The integrated model enables APSEZ to capture higher customer wallet share, build cargo stickiness, and position the company to become India’s largest integrated transport utility by 2029.
In the marine segment, APSEZ has developed a diversified fleet of 127 vessels and strengthened operations through acquisitions, including Ocean Sparkle (2022) and Astro Offshore (2024). Marine revenue in 2QFY26 jumped to ₹640 crore, with Ebitda surging to ₹340 crore and margins expanding to 52.7 per cent.

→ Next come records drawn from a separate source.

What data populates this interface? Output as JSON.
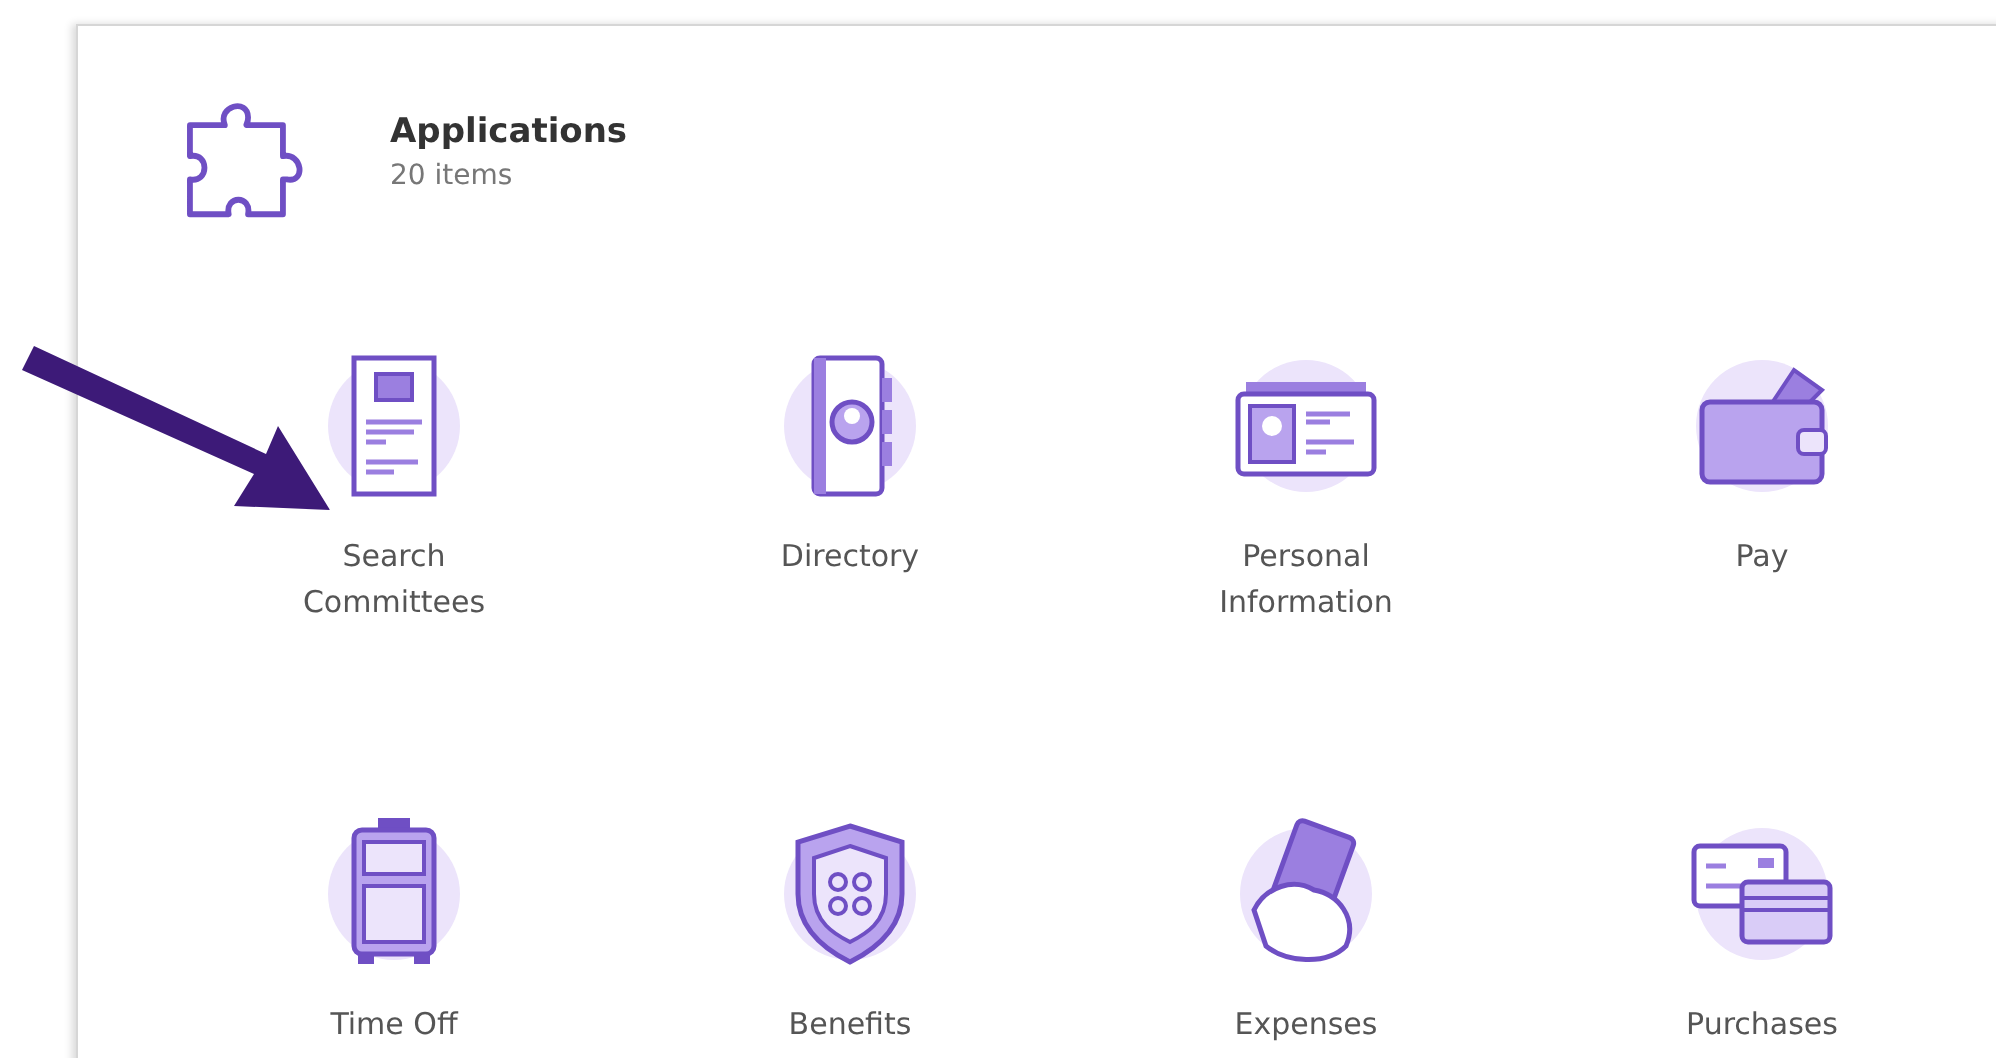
{
  "header": {
    "title": "Applications",
    "count": "20 items"
  },
  "apps": [
    {
      "kind": "document",
      "label": "Search Committees"
    },
    {
      "kind": "directory",
      "label": "Directory"
    },
    {
      "kind": "idcard",
      "label": "Personal Information"
    },
    {
      "kind": "wallet",
      "label": "Pay"
    },
    {
      "kind": "suitcase",
      "label": "Time Off"
    },
    {
      "kind": "shield",
      "label": "Benefits"
    },
    {
      "kind": "cash",
      "label": "Expenses"
    },
    {
      "kind": "cards",
      "label": "Purchases"
    }
  ]
}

Port sector leadership consolidated
APSEZ, analysts believe, continues to consolidate its leadership in the domestic port sector. Its market share rose to 28.1 per cent in Sep’25 from 27.4 per cent a year ago, while container market share increased to 45.9 per cent from 36 per cent between Mar’20–Sep’25. Key capacity expansions, including the automated Colombo West International Terminal and new berths at Dhamra, along with the ramp-up of Vizhinjam, are expected to strengthen the growth pipeline.
Looking ahead, the company targets 850 MMT domestic and 150 MMT international cargo volumes by 2030, leveraging DFC-linked hinterland corridors and industrial clusters to drive long-term growth, said the brokerage.
(Disclaimer: Target price and stock/sector outlook has been suggested by Motilal Oswal Financial Services (MOFSL. Views expressed are their own.)